On 8/18/25 02:58, Sebastian Huber wrote:
Hello,
I have question to the counters used for the condition coverage implementation
in tree-profile.cc
/* Stores the incoming edge and previous counters (in SSA form) on that edge
for the node e->deston that edge for the node e->dest. The counters record
the seen-true (0), seen-false (1), and current-mask (2). They are stored in
an array rather than proper members for access-by-index as the code paths
tend to be identical for the different counters. */
struct counters
{
edge e;
tree counter[3];
tree& operator [] (size_t i) { return counter[i]; }
};
While working on the -fprofile-update=atomic support for 32-bit targets which
lack support for 64-bit atomic operations, I noticed that some atomic
no-operations are generated for the instrumented code
(https://gcc.gnu.org/pipermail/gcc-patches/2025-August/692555.html). For
example:
int a(int i);
int b(int i);
int f(int i)
{
if (i) {
return a(i);
} else {
return b(i);
}
}
gcc -O2 -fprofile-update=atomic -fcondition-coverage -S -o - test.c
-fdump-tree-all
;; Function f (f, funcdef_no=0, decl_uid=4621, cgraph_uid=1, symbol_order=0)
int f (int i)
{
int _1;
int _6;
int _8;
<bb 2> [local count: 1073741824]:
if (i_3(D) != 0)
goto <bb 3>; [50.00%]
else
goto <bb 4>; [50.00%]
<bb 3> [local count: 536870912]:
__atomic_fetch_or_8 (&__gcov8.f[0], 1, 0);
__atomic_fetch_or_8 (&__gcov8.f[1], 0, 0);
_8 = a (i_3(D)); [tail call]
goto <bb 5>; [100.00%]
<bb 4> [local count: 536870912]:
__atomic_fetch_or_8 (&__gcov8.f[0], 0, 0);
__atomic_fetch_or_8 (&__gcov8.f[1], 1, 0);
_6 = b (0); [tail call]
<bb 5> [local count: 1073741824]:
# _1 = PHI <_8(3), _6(4)>
return _1;
}
The __atomic_fetch_or_8 (&__gcov8.f[1], 0, 0) and __atomic_fetch_or_8
(&__gcov8.f[0], 0, 0) could be optimized away. Since GCC is able to figure out that
the masks are compile-time constants wouldn't it be possible to use a simple uint64_t
for the current-mask (2) in struct counters?

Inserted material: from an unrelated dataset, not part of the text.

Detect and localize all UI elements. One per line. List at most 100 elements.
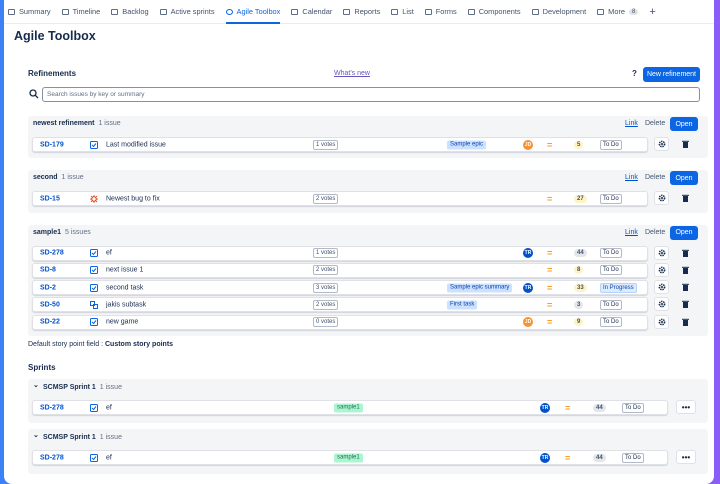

Is this something you're seeing consistently, even when the number of
conditions go up?
I'm sure it's possible to optimize out this case by checking if the
current-mask still is the initial zero constant. The inputs that
determine the current-mask are constant and tied to the node, but the
final state of current-mask once the counters are flushed depends on the
path taken. I'll try to think a bit more about it, but I don't think it
can be replaced by a uint64_t without a redesign of the
instrument_decisions function.
Thanks,
Jørgen
I am not sure how the phi node stuff works in resolve_counter() since I am not
a compiler expert.
Kind regards, Sebastian